Stocks 1st April 2017 1st June 2017 Performance
  Buy Price Holding Cost 31st May price Dividends received Current value + income Return
Indiabulls Housing Rs 998 253 Rs 252,494 Rs 1,160.60 Rs 2,277 Rs 295,908.8 17.19%
Hind Zinc Rs 291.10 338 Rs98,391.80 Rs 240.35 Rs 81,238.3 -17.43%
ONGC Rs 185.20 750 Rs 138,900 Rs 177 Rs 132,750 -4.43%
  10th May 2017        
Kitex Garment Rs 401 630 Rs 252,630 Rs 371.05 Rs 233,761.5 -7.46%
  18th May 2017        
Yes Bank Rs 1400 36 Rs 50,400 Rs 1431.35 Rs 51,528.6 2.24%
  29th May 2017        
Tech Mahindra Rs 360 491 Rs 176,760 Rs 390 Rs 191,490 8.33%
Lupin Rs 1090 92 Rs 100,280 1161 Rs 106,812 6.51%
Cash     Rs 192,894     Rs 195,171  
Total     Rs 1,262,749.80     Rs 1,286,383.20 1.87%
Nifty 500     7,995.05     8,350.95 4.45%


We are still underperforming the market returns because we did not found any good opportunities to allocate all of our cash. We also underperformed because of the poor performance of Hindustan Zinc and ONGC in the past two months.

Indiabulls Housing Finance

This is our star stock and we have covered this stock a lot on this blog from the past 2 years. We are happy with this stock and we might think to cut down our allocation after this month if it runs up more.
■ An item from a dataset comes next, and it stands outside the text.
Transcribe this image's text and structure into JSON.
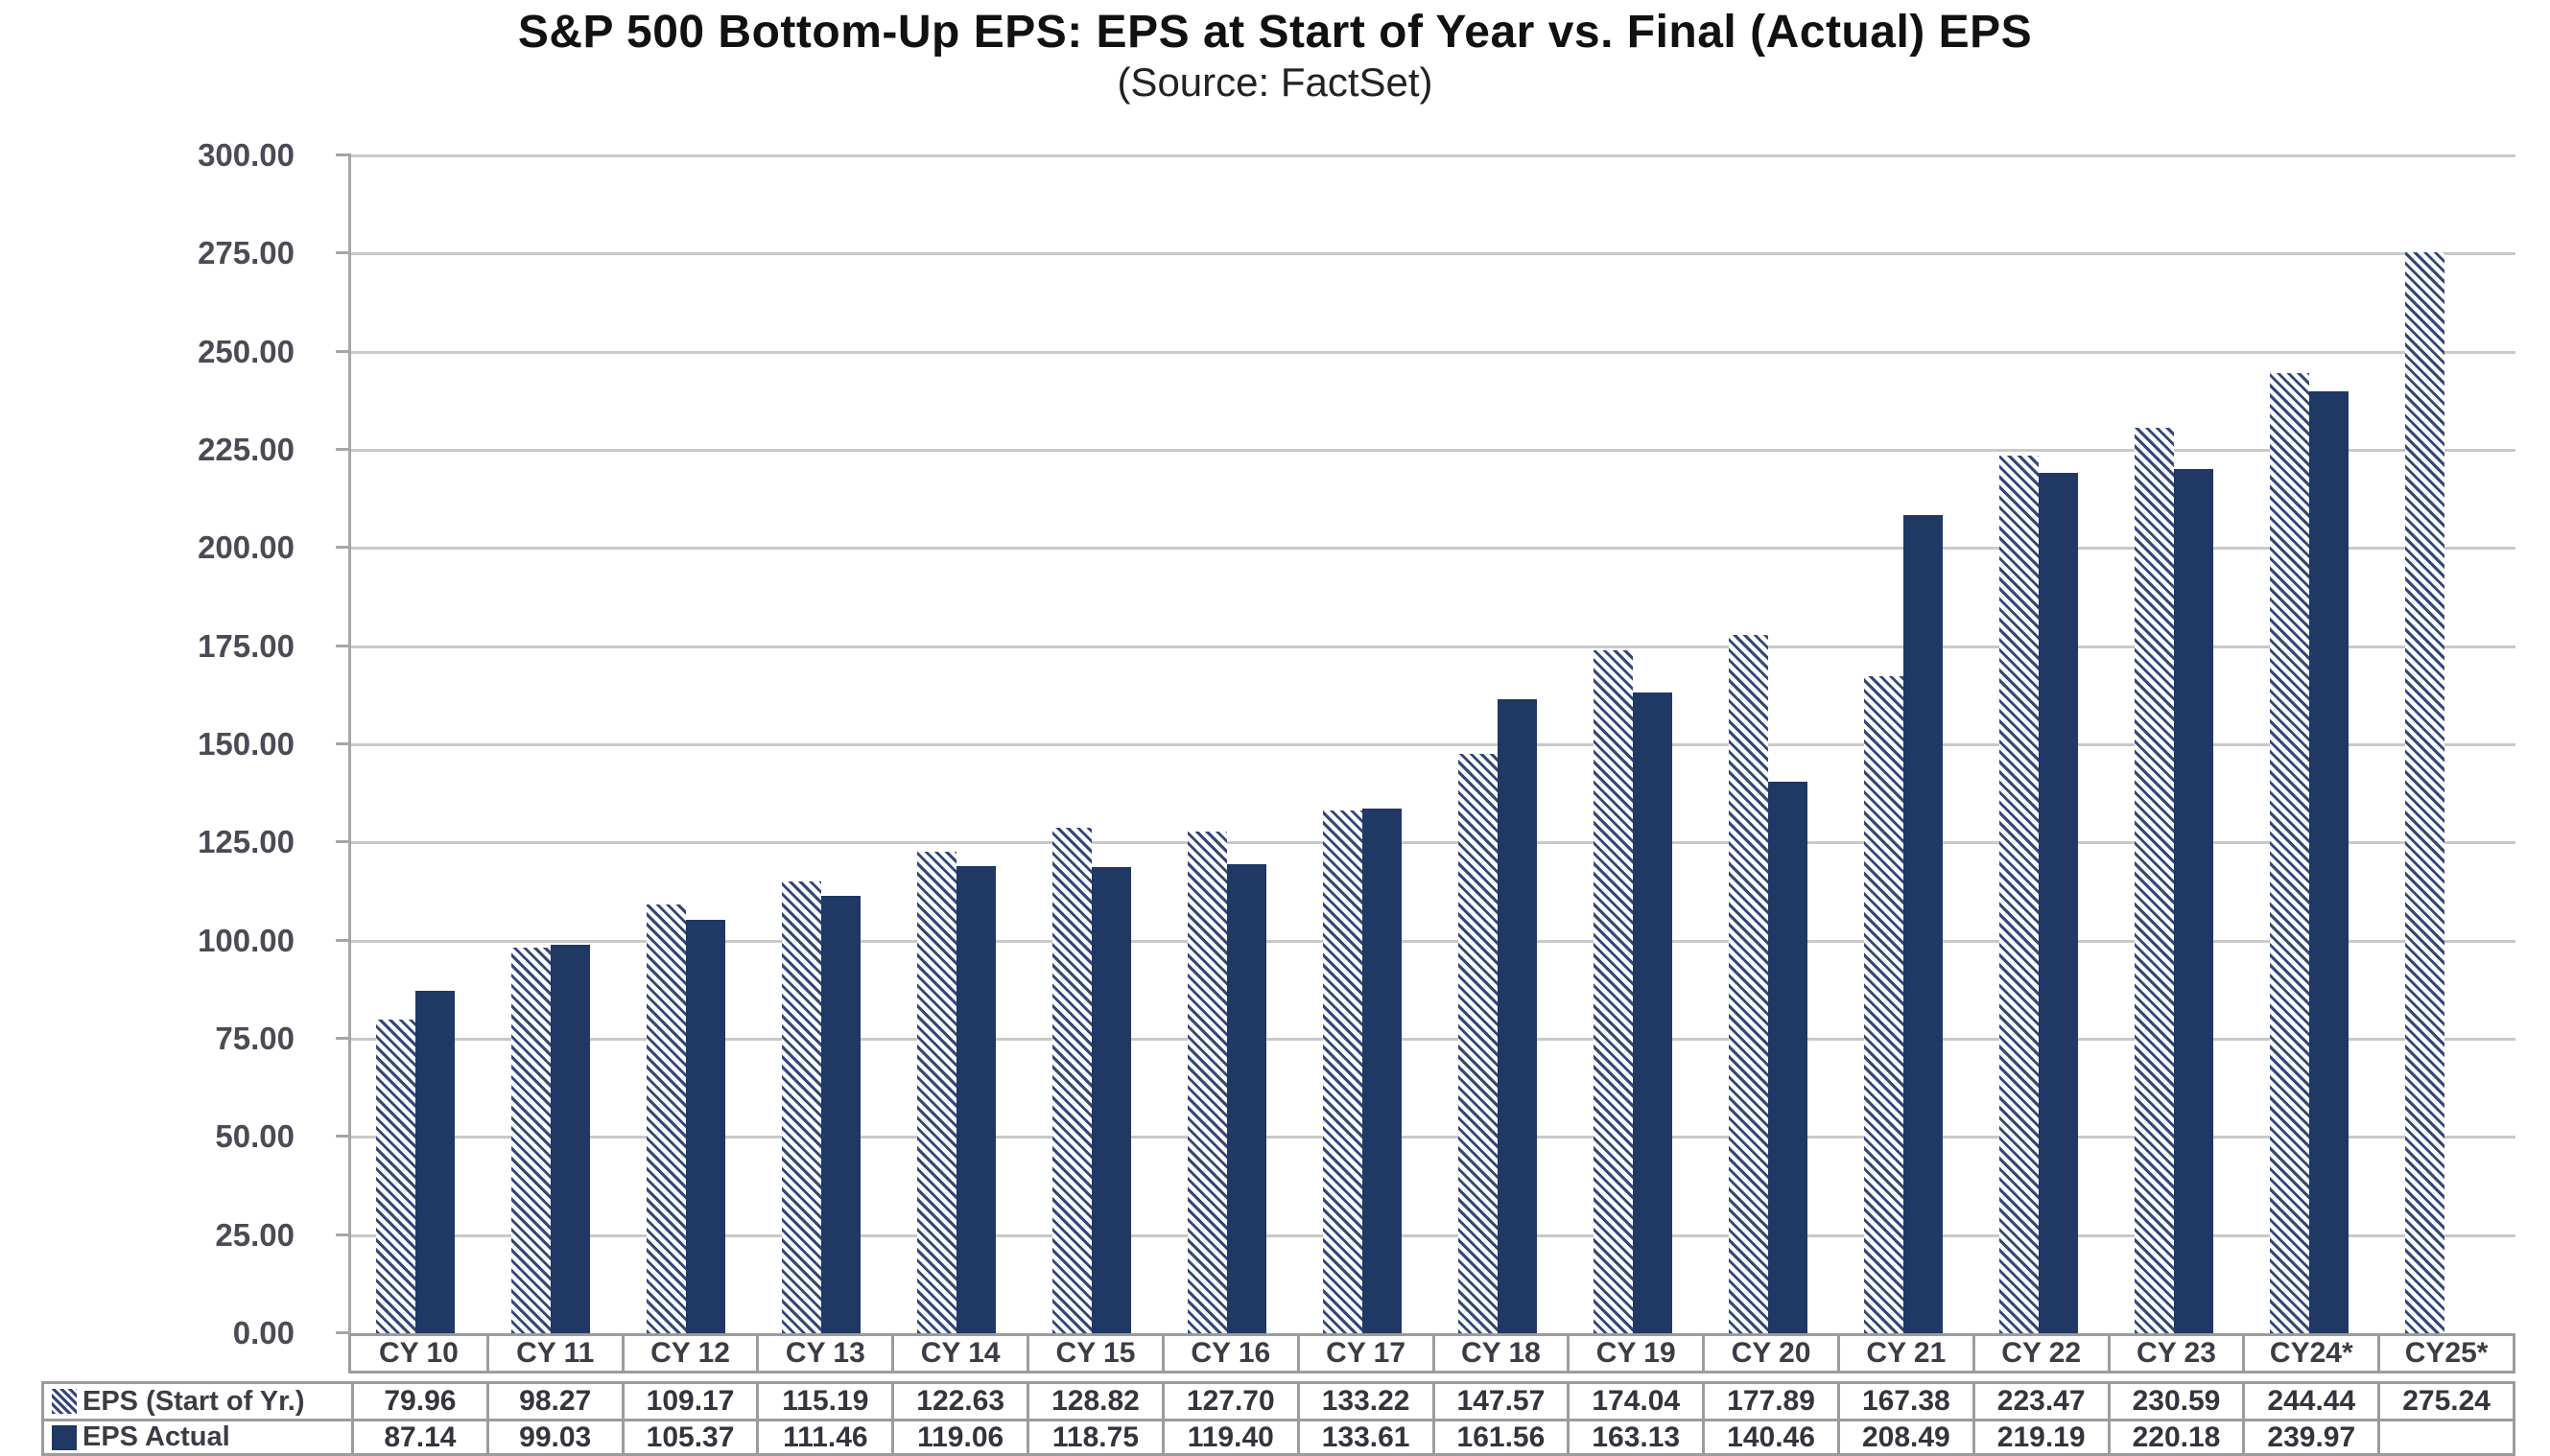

Its stock price above Rs 1,300 enters into expensive zone.

Hindustan Zinc

We normally do not like to invest with the resource stocks. They are cyclical and it is impossible to predict the low and high levels of the cycle. We also do not like hefty dividends that management is paying out to shareholders from the past two years. If they still continue same this financial year than for us this stock will be trading at very premium price and we will be the first to exit from it. If they don’t and Zinc price remains stable at current levels, then there is a room to make some money this financial year on Hindustan Zinc. We have covered this stock on our blog in the past.
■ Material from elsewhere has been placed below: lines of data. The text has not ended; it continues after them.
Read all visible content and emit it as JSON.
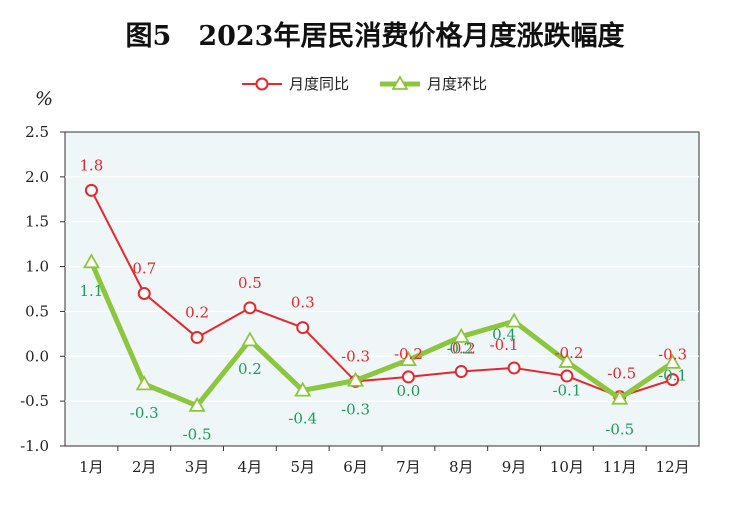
{
  "chart_data": {
    "type": "line",
    "title": "图5　2023年居民消费价格月度涨跌幅度",
    "ylabel": "%",
    "xlabel": "",
    "ylim": [
      -1.0,
      2.5
    ],
    "yticks": [
      "2.5",
      "2.0",
      "1.5",
      "1.0",
      "0.5",
      "0.0",
      "-0.5",
      "-1.0"
    ],
    "ytick_values": [
      2.5,
      2.0,
      1.5,
      1.0,
      0.5,
      0.0,
      -0.5,
      -1.0
    ],
    "categories": [
      "1月",
      "2月",
      "3月",
      "4月",
      "5月",
      "6月",
      "7月",
      "8月",
      "9月",
      "10月",
      "11月",
      "12月"
    ],
    "grid": true,
    "legend_position": "top",
    "series": [
      {
        "name": "月度同比",
        "color": "#e8262d",
        "marker": "circle",
        "values": [
          1.85,
          0.7,
          0.21,
          0.54,
          0.32,
          -0.28,
          -0.23,
          -0.17,
          -0.13,
          -0.22,
          -0.45,
          -0.26
        ],
        "labels": [
          "1.8",
          "0.7",
          "0.2",
          "0.5",
          "0.3",
          "-0.3",
          "-0.2",
          "-0.2",
          "-0.1",
          "-0.2",
          "-0.5",
          "-0.3"
        ]
      },
      {
        "name": "月度环比",
        "color": "#8cc63e",
        "label_color": "#1e9a5a",
        "marker": "triangle",
        "values": [
          1.05,
          -0.31,
          -0.55,
          0.18,
          -0.38,
          -0.27,
          -0.04,
          0.22,
          0.39,
          -0.06,
          -0.47,
          -0.07
        ],
        "labels": [
          "1.1",
          "-0.3",
          "-0.5",
          "0.2",
          "-0.4",
          "-0.3",
          "0.0",
          "0.2",
          "0.4",
          "-0.1",
          "-0.5",
          "-0.1"
        ]
      }
    ]
  }
}
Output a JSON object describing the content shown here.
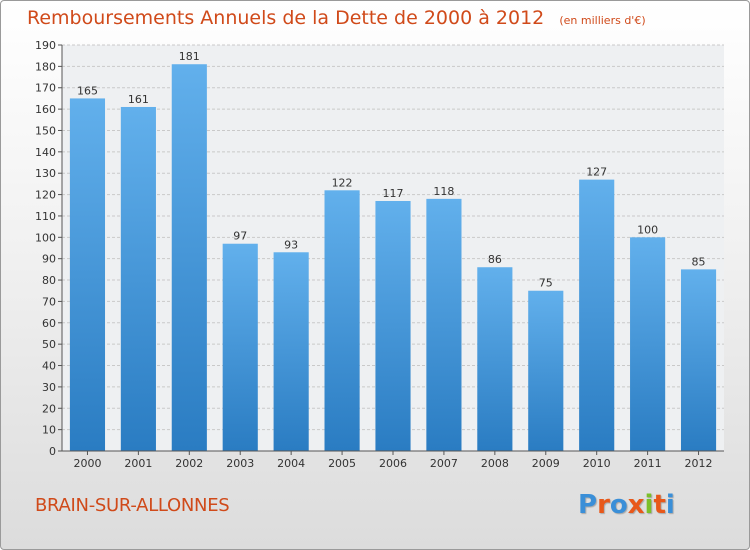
{
  "header": {
    "title": "Remboursements Annuels de la Dette de 2000 à 2012",
    "subtitle": "(en milliers d'€)"
  },
  "footer": {
    "city": "BRAIN-SUR-ALLONNES",
    "logo_text": "Proxiti"
  },
  "colors": {
    "title": "#d04a1a",
    "bar_top": "#62b0ec",
    "bar_bottom": "#2a7cc2",
    "logo": [
      "#3a8fd8",
      "#e8581a",
      "#3a8fd8",
      "#e8581a",
      "#7bbf2a",
      "#e8581a",
      "#3a8fd8"
    ]
  },
  "chart_data": {
    "type": "bar",
    "categories": [
      "2000",
      "2001",
      "2002",
      "2003",
      "2004",
      "2005",
      "2006",
      "2007",
      "2008",
      "2009",
      "2010",
      "2011",
      "2012"
    ],
    "values": [
      165,
      161,
      181,
      97,
      93,
      122,
      117,
      118,
      86,
      75,
      127,
      100,
      85
    ],
    "title": "Remboursements Annuels de la Dette de 2000 à 2012",
    "subtitle": "(en milliers d'€)",
    "xlabel": "",
    "ylabel": "",
    "ylim": [
      0,
      190
    ],
    "ytick_step": 10,
    "grid": true,
    "legend": "none"
  }
}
Another resource stock and it looks little better than Hindustan Zinc because we might see a big increase in its volumes in gas production. Again it will only see earnings grow if prices of gas and oil stabilise. We think once the geopolitical concerns disappear then we might see some stability in its commodity prices.

Kitex Garment

Kitex Garment had a very bad last quarter and also the full financial year. This is again one of our star stock and we expect it to perform well this financial year. We think their revenues will grow fast because of their investments in the US subsidiary. Last year with USA elections, there was lot of uncertainty in front of Kitex Garments vendors and we did see the order books shrinking and inventories climbing up. We are looking forward for its first quarter results and expect them to be positive.

Yes Bank

There are few private banks trading at cheap price and we got an opportunity to accumulate few when its stock price fell on the news of GNPA’s. We have recently covered this stock and shared our views on this blog.

Tech Mahindra

Tech Mahindra is another stock who got beaten by market on its Q4 results. The results were bad but we think this stock is sitting on sweet spot to grow its earnings faster than its peers. There was a very good opportunity thrown by market in May and we just grabbed that opportunity.


Pharma and IT stocks are getting beaten in this high markets. Lupin is our favourite pharma stock and we have kept our eyes on it from the time it was trading around Rs 1,800. So we have seen its stock price to almost halve in past one year. We did not accumulate a lot because we think there is still a good chance for the stock price to fall further. But same time we did not wanted to lose the opportunity of not buying it when especially it is trading in our valuation zone.


With this 7 stocks in our portfolio and still holding close to 20% of our portfolio in cash, we think we will outperform this financial year against our past year performance. The only risk we see is with Hindustan Zinc and ONGC. I think it would have been wise if we bought Indiabulls housing only in April and wait for more opportunities to rise in the May. But we learn from our mistakes and it is still too early to come to the conclusion as there are still 10 long months to go in this financial year.